The nervous system responds to threat in one or a combination of the following ways, some of which you have probably heard of, and some which might be new to you:
Fight – your sympathetic nervous system activates and pushes out adrenaline so you can fight the threat. This doesn’t necessarily mean punching/kicking, it can also be staying and fighting with words, and feeling high anger.
Flight – also from the sympathetic nervous system, this is used when you don’t think you can fight, and so either flee the space, or if not, feel very fidgety and trapped, kind of like a “pre-flight”.
Freeze – Freezing is organized primarily by a different part of the nervous system, the dorsal vagus nerve and a spike in the parasympathetic nervous system activation.
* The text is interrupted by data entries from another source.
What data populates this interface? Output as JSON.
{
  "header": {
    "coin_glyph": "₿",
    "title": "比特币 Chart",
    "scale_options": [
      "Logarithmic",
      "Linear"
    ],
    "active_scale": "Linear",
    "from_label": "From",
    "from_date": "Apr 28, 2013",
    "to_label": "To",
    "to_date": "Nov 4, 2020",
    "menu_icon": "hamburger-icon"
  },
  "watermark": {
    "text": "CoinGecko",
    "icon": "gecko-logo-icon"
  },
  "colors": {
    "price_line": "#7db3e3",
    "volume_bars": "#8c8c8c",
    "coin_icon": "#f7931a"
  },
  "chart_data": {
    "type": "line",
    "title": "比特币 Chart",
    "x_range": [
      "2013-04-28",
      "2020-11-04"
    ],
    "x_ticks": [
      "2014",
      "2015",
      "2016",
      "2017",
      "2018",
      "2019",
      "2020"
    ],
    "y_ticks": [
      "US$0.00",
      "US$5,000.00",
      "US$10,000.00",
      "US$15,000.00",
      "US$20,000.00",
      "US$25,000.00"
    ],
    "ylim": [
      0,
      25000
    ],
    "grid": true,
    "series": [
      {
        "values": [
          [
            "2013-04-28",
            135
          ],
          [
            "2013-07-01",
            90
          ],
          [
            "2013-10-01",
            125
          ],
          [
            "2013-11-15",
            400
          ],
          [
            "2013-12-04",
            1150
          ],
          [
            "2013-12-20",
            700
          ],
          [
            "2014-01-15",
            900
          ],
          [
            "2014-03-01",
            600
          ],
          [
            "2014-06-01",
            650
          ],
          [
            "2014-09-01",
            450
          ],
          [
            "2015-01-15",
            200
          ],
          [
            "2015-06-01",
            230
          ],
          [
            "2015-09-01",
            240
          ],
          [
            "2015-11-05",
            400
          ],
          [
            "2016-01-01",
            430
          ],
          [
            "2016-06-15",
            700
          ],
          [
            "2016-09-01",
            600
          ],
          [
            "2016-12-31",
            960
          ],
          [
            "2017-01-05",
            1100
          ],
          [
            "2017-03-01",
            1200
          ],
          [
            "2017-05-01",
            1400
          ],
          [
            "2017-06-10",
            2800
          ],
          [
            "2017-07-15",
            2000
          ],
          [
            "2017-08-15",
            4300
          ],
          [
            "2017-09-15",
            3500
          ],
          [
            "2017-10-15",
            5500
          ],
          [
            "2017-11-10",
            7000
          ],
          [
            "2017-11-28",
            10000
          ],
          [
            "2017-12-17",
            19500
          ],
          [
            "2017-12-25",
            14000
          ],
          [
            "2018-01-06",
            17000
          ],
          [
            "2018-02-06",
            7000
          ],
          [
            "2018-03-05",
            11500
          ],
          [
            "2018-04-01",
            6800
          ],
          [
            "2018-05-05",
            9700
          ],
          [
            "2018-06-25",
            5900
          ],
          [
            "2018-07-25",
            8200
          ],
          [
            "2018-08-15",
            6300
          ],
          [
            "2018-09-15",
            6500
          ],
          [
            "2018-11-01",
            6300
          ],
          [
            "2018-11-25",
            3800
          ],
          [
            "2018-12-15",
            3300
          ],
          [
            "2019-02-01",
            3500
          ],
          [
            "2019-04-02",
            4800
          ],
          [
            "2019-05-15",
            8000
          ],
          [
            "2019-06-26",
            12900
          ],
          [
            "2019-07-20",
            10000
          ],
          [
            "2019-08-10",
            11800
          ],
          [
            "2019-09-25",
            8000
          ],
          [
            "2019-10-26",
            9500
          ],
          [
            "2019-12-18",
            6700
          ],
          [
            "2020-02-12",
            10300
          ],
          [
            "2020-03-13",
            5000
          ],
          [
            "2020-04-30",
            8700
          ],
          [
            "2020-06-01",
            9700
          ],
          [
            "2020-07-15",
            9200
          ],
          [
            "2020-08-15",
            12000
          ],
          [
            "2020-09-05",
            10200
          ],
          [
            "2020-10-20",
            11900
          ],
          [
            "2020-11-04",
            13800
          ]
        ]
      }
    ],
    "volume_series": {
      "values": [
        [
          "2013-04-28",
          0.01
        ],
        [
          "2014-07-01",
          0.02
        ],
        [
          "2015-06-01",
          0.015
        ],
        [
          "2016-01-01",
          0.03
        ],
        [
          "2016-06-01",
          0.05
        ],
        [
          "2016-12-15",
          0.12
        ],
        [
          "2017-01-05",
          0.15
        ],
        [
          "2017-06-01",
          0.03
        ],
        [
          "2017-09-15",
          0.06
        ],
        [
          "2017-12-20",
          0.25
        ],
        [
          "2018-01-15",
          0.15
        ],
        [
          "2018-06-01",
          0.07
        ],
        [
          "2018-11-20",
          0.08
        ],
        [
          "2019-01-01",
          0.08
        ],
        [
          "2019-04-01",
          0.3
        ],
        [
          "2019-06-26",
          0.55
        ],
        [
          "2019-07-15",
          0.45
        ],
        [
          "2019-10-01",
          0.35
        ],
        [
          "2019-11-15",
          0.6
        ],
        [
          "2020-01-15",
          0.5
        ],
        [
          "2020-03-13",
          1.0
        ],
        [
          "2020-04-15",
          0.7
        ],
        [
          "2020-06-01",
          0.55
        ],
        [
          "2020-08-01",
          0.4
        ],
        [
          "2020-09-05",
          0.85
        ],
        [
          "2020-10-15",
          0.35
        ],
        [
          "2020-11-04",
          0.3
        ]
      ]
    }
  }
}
This is when you feel threatened but feel frozen in place and cannot act. You might collapse, or feel heavy, dissociated, or unable to access words or emotions.
Fawn – used when the first three aren’t available to you for whatever reason. Often is common in people raised in toxic homes. Fawning is trying to over-give your way into safety – trying to be overly helpful, over-agreeable, doing whatever it takes to keep your “attacker” happy so that they don’t hurt you physically or psychologically.
and I’ve also heard of other “F’s” like flag and flop included in the above, but these four are pretty universally accepted now.
I found this helpful chart on a Facebook post that explains them side by side:
If you have had a long period in your life where you needed to use the above techniques, you may find that you are “stuck” in one or more of them.
This is when brain retraining practices, like I have been describing in other posts, become helpful.
You’ll never avoid threats completely in your life, but with conscious practices you can train your nervous system that you are OK, and it will return to a healthy baseline instead of getting stuck in fight, flight, freeze, or fawn.